During his tenure, Harlan championed the development of the State Museum collections from Aldrich’s early efforts. All collection areas received his attention from natural and social history, to manuscripts and the portrait collection. In the 1920s and 1930s Harlan used the press to make the museum have a presence throughout the state. Harlan authored stories on particular artifacts in the museum collections that were carried in newspapers across Iowa. In 1930, in cooperation with WHO Radio, Harlan launched a series of Iowa history radio broadcasts. He created traveling trunk exhibits that were borrowed by teachers and shipped to their schools by rail.
During and following World War I, Harlan initiated efforts to document Iowans’ service in the war. He advocated for plans calling for an addition to the museum building to function as a veteran’s memorial and exhibit wing. The market crash of 1928 and the subsequent Great Depression killed those plans.

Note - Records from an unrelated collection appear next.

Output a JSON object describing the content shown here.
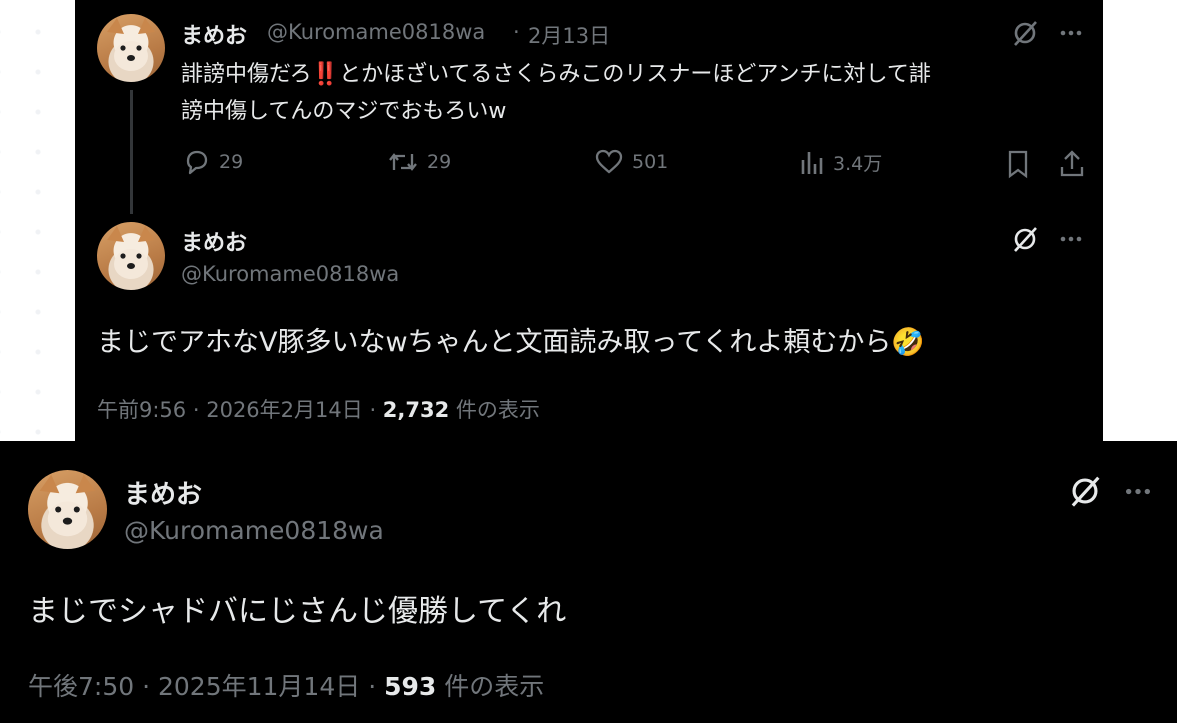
{
  "tweet_quoted": {
    "display_name": "まめお",
    "handle": "@Kuromame0818wa",
    "separator": "·",
    "date": "2月13日",
    "text_line1": "誹謗中傷だろ‼️とかほざいてるさくらみこのリスナーほどアンチに対して誹",
    "text_line2": "謗中傷してんのマジでおもろいw",
    "replies": "29",
    "retweets": "29",
    "likes": "501",
    "views": "3.4万"
  },
  "tweet_main": {
    "display_name": "まめお",
    "handle": "@Kuromame0818wa",
    "text": "まじでアホなV豚多いなwちゃんと文面読み取ってくれよ頼むから🤣",
    "time": "午前9:56",
    "date": "2026年2月14日",
    "views_count": "2,732",
    "views_label": "件の表示"
  },
  "tweet_bottom": {
    "display_name": "まめお",
    "handle": "@Kuromame0818wa",
    "text": "まじでシャドバにじさんじ優勝してくれ",
    "time": "午後7:50",
    "date": "2025年11月14日",
    "views_count": "593",
    "views_label": "件の表示"
  },
  "icons": {
    "grok": "grok-icon",
    "more": "more-icon",
    "reply": "reply-icon",
    "retweet": "retweet-icon",
    "like": "heart-icon",
    "views": "views-icon",
    "bookmark": "bookmark-icon",
    "share": "share-icon"
  },
  "colors": {
    "background": "#000000",
    "text": "#e7e9ea",
    "secondary": "#71767b",
    "thread_line": "#333639"
  }
}
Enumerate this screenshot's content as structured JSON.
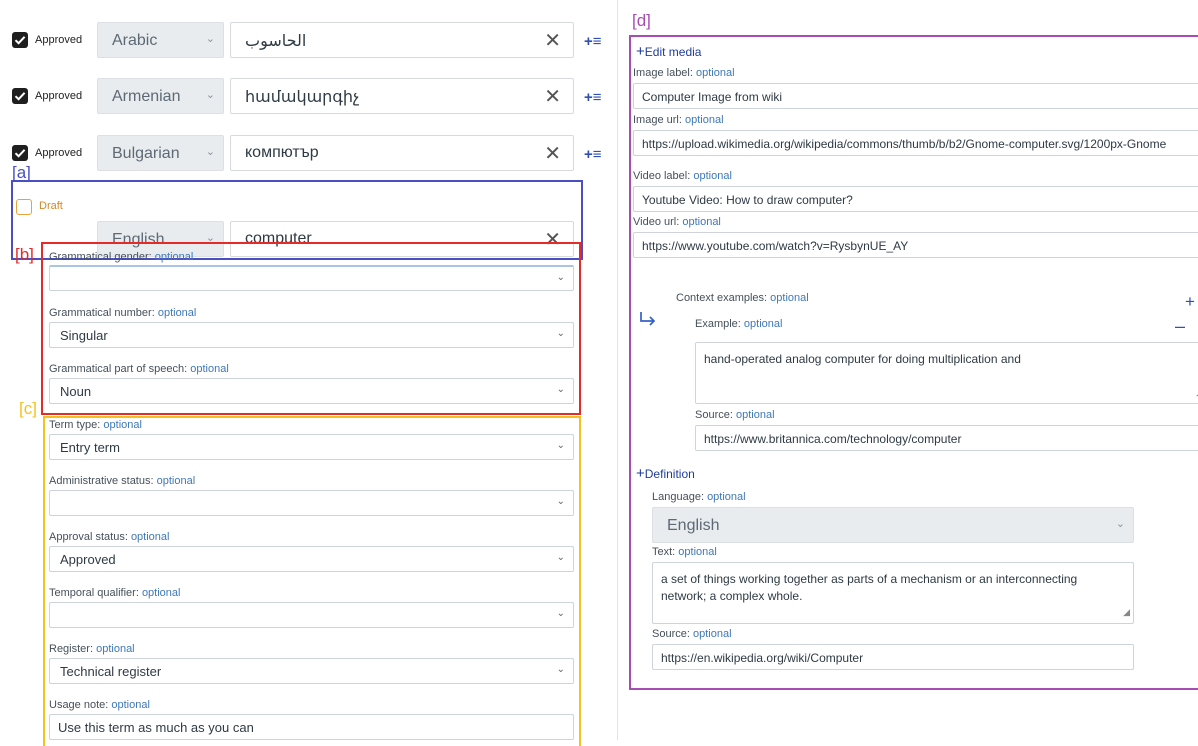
{
  "annotations": {
    "a": "[a]",
    "b": "[b]",
    "c": "[c]",
    "d": "[d]"
  },
  "colors": {
    "a": "#4a4fc4",
    "b": "#e52a2a",
    "c": "#f3c21f",
    "d": "#a74cb3",
    "draft": "#e8a33c",
    "link": "#1f3c9c",
    "optional": "#3f78b7"
  },
  "icons": {
    "add_to_list": "plus-list-icon",
    "clear": "close-icon",
    "checked": "checkbox-checked-icon",
    "chevron": "chevron-down-icon",
    "reply": "return-arrow-icon",
    "resize": "resize-grip-icon"
  },
  "terms": [
    {
      "status": "Approved",
      "language": "Arabic",
      "value": "الحاسوب"
    },
    {
      "status": "Approved",
      "language": "Armenian",
      "value": "համակարգիչ"
    },
    {
      "status": "Approved",
      "language": "Bulgarian",
      "value": "компютър"
    },
    {
      "status": "Draft",
      "language": "English",
      "value": "computer"
    }
  ],
  "grammar": {
    "gender_label": "Grammatical gender:",
    "gender_value": "",
    "number_label": "Grammatical number:",
    "number_value": "Singular",
    "pos_label": "Grammatical part of speech:",
    "pos_value": "Noun"
  },
  "term_details": {
    "type_label": "Term type:",
    "type_value": "Entry term",
    "admin_label": "Administrative status:",
    "admin_value": "",
    "approval_label": "Approval status:",
    "approval_value": "Approved",
    "temporal_label": "Temporal qualifier:",
    "temporal_value": "",
    "register_label": "Register:",
    "register_value": "Technical register",
    "usage_label": "Usage note:",
    "usage_value": "Use this term as much as you can"
  },
  "optional": "optional",
  "plus": "+",
  "minus": "–",
  "media": {
    "edit_link": "Edit media",
    "image_label_label": "Image label:",
    "image_label_value": "Computer Image from wiki",
    "image_url_label": "Image url:",
    "image_url_value": "https://upload.wikimedia.org/wikipedia/commons/thumb/b/b2/Gnome-computer.svg/1200px-Gnome",
    "video_label_label": "Video label:",
    "video_label_value": "Youtube Video: How to draw computer?",
    "video_url_label": "Video url:",
    "video_url_value": "https://www.youtube.com/watch?v=RysbynUE_AY"
  },
  "context": {
    "heading": "Context examples:",
    "example_label": "Example:",
    "example_value": "hand-operated analog computer for doing multiplication and",
    "source_label": "Source:",
    "source_value": "https://www.britannica.com/technology/computer"
  },
  "definition": {
    "link": "Definition",
    "language_label": "Language:",
    "language_value": "English",
    "text_label": "Text:",
    "text_value": "a set of things working together as parts of a mechanism or an interconnecting network; a complex whole.",
    "source_label": "Source:",
    "source_value": "https://en.wikipedia.org/wiki/Computer"
  }
}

As secretary of the Iowa State Board of Conservation, Harlan was critically involved in establishing Iowa’s first state park, Backbone State Park, in 1920 closely followed by Lacey-Keosauqua State Park in 1921 near his boyhood home in Van Buren County. In other state government service he served on the William Boyd Allison Memorial Commission, Grenville M. Dodge Memorial Commission and the Revolutionary Soldiers Grave Commission.

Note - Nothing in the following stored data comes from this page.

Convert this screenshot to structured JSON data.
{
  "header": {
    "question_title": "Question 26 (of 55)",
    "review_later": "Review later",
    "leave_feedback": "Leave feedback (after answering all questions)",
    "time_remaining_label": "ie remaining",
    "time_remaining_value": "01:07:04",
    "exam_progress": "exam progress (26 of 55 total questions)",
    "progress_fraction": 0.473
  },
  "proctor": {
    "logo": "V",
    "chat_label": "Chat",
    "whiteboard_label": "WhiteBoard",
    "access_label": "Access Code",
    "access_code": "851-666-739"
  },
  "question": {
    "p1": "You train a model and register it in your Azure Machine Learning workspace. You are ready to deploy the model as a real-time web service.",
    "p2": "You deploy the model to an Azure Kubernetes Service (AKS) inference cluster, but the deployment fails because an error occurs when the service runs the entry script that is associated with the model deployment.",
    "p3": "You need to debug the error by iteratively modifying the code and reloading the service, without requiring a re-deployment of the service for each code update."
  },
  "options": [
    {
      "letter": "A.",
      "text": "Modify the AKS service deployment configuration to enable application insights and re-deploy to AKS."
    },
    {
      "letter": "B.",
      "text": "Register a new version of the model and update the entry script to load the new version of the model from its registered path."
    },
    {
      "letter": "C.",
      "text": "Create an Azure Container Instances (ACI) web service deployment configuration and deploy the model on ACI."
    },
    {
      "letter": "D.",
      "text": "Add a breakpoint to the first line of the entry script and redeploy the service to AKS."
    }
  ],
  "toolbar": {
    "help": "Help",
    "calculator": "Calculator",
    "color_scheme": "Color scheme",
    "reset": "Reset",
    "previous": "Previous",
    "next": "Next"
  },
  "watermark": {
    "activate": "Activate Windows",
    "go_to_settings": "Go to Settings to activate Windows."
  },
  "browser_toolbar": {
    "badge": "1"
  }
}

Among his many endeavors Harlan had a special interest in documenting and collecting Native American history and material culture. Harlan secured some outstanding examples of Great Plains tribal artifacts from local collectors such as Louise Driscoll, J.S. Carpenter and Judge Caleb Davis through his daughter, Anne. Those collections aside, Harlan’s greatest collecting efforts focused on the Meskwaki of Iowa. One of the first major collections of Meskwaki materials was acquired by Aldrich, Harlan’s predecessor, from W.R. Lesser. Lesser served as an agent for the Meskwaki from 1890 to 1894 and later was an agent for the U.S. Land Office in Nebraska, but resided in Tama.
Harlan developed a strong relationship with the tribe. He was adopted into the tribe in 1923 with the name ME-SHE-KA (“Snapping Turtle”). He approached collections made from the tribe in a manner that was different from other collections. Harlan carefully sought to obtain as much information as possible from the offers made. His papers contain transcriptions of meetings in which tribal members offered items for sale. Harlan would ask for information on the age, who made, or owned, or used something and how some things were used. He wanted that same information from other collectors, but rarely did they respond and likely did not know many details. For this reason, the Meskwaki collections have some of the best documentation of any Native American objects in the museum collection.